La sorpresa provocó un doble sobresalto en su memoria: Hiroko, surgiendo de la nieve para llevarlo a su rover, y Ann, en la Antártida avanzando sobre la roca a su encuentro...
Confuso, intentó seguir el hilo del recuerdo. ¿Una imagen superpuesta, una única imagen fugaz?
Y de pronto Ann estaba ante él y olvidó los recuerdos como se olvida un sueño.

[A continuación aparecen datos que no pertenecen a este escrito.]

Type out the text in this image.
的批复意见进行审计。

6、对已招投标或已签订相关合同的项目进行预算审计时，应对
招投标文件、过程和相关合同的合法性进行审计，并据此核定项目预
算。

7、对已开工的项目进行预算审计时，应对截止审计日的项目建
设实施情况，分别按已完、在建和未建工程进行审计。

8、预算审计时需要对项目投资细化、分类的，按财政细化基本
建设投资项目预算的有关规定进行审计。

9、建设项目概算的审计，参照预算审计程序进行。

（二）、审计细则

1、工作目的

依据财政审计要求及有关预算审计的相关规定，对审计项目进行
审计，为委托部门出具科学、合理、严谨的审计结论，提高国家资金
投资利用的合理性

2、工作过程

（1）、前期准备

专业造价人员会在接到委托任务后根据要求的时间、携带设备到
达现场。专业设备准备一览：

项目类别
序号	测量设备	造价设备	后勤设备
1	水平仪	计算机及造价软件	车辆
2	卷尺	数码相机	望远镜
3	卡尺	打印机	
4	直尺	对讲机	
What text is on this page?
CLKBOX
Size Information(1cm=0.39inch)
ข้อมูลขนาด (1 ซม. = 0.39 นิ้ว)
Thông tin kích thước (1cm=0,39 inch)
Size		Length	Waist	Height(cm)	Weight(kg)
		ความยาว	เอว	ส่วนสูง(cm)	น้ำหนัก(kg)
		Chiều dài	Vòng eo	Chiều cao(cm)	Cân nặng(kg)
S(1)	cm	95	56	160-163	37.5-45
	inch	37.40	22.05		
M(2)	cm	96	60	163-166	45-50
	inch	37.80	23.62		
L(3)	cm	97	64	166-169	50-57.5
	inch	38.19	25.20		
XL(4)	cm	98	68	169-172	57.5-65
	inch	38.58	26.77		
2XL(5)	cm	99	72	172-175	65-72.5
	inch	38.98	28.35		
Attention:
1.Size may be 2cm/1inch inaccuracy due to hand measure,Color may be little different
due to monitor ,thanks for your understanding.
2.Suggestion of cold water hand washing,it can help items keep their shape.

No la había visto desde que le administrara el tratamiento gerontológico en Tempe, y se sentía muy incómodo, seguramente a causa del miedo. Era improbable que ella lo atacara físicamente, aunque lo había hecho con anterioridad. Pero esa clase de ataque nunca le había inquietado. Aquella vez en la Antártida... intentó atrapar el recuerdo esquivo, perdido de nuevo. Los recuerdos en el límite de la conciencia se perdían invariablemente si uno hacía un esfuerzo deliberado por recuperarlos, lo cual seguía siendo un misterio.
—¿Es que ahora eres inmune al dióxido de carbono? —preguntó ella a través de la máscara.
Él le habló entonces del nuevo tratamiento de la hemoglobina, esforzándose por encontrar las palabras, como después de sufrir la embolia. Ella lo interrumpió con una sonora carcajada.
—Así que ahora tienes sangre de cocodrilo, ¿eh?
—Sí —dijo él, leyéndole el pensamiento—. Sangre de cocodrilo, cerebro de rata.
—De cien ratas.
—Sí, ratas especiales —precisó él. Al fin y al cabo, los mitos tenían una lógica rigurosa, como había demostrado Lévi-Strauss. Hubiera querido añadir que eran ratas geniales, cien ratas y todas genios. Incluso sus desgraciados estudiantes habían tenido que admitirlo.